I am willing, on the whole, to say that the diplomatic front has been a break-even for the US. On the one hand, many erstwhile “allies” are more vocal in their criticism of us, and possibly even have withheld substantive aid that they might have offered a different diplomatic team. On the other, the UN has permanently devalued, the true colors of the transnational progressives have been revealed, and many of the other impediments to a new and much more functional international order have been weakened or cleared away.

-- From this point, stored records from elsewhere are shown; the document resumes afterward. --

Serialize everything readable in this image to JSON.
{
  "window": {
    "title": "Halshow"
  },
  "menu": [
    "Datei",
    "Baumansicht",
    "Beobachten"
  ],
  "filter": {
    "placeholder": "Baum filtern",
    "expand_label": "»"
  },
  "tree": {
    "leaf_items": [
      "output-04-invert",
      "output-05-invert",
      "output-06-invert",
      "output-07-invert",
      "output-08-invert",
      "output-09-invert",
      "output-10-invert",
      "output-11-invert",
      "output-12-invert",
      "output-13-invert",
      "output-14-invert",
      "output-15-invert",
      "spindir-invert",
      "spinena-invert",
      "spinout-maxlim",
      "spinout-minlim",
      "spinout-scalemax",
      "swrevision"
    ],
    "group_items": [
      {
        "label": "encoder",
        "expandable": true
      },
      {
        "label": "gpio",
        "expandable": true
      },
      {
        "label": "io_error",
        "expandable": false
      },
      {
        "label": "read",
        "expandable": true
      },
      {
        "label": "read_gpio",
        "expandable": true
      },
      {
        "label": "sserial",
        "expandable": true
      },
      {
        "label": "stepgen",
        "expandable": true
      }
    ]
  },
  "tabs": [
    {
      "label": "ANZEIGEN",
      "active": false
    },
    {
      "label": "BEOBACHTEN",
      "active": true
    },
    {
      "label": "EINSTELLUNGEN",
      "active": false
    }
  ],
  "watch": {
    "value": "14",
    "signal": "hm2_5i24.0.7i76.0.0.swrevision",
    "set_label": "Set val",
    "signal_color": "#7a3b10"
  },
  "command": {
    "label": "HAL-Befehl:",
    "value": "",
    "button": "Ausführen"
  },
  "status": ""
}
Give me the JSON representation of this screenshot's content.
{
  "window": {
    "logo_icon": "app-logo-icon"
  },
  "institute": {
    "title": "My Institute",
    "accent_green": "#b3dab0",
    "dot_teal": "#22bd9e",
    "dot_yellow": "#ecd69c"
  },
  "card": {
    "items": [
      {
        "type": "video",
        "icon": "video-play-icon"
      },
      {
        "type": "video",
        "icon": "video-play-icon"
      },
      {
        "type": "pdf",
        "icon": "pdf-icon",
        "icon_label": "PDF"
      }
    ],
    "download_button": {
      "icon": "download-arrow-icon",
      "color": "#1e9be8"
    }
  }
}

(6) Homeland security. Well, we Americans may or may not be marginally safer from terrorist attacks on our own soil than we were before 9/11. Its hard to say; in spite of the obvious idiocy of most of the high-profile homeland security measures, we haven’t had a terrorist attack on American soil since 9/11. Measured against the baseline of 9/10/01, I think it is hard to say that we are much safer than we were. Measured against where we should be two years on, I would say that homeland security is a major disappointment.

But the war won’t be won or lost based on America’s homeland security. That is purely a damage control issue, because no matter how good the homeland security is, we will surely lose the war if we do not succeed with our “forward defense” of draining the Islamist swamps where terrorists breed.

The schwerpunkt of America’s offensive is in Iraq and Afghanistan. Both of those campaigns were crushing military and strategic victories for the US, victories that have not (yet) been frittered away. They may not turn into little Swedens, but there is really very little chance that either nation will return to being a terrorist haven bent on exporting mass murder to its enemies. That counts as victory in my book.

At this point in history, the Islamists cannot defeat America, but America can certainly lose the war through loss of will and resolution. So far, the will is there.

Remembrance

At this precise hour and date two years ago an event changed history and seared eternal anger into the American soul. This flash multimedia presentation is the best remembrance I have found to date. It came out shortly after and I have from time to time reminded people of it.

I cannot seem to get to the original web site for it at the moment. For the time being I’ve placed a copy on our server. Make sure you have tissue handy when you watch and listen. If you are an American, you will need them.

On some far star a millennium hence, our descendants will pause and remember this date.

We will never forgive and we will never forget.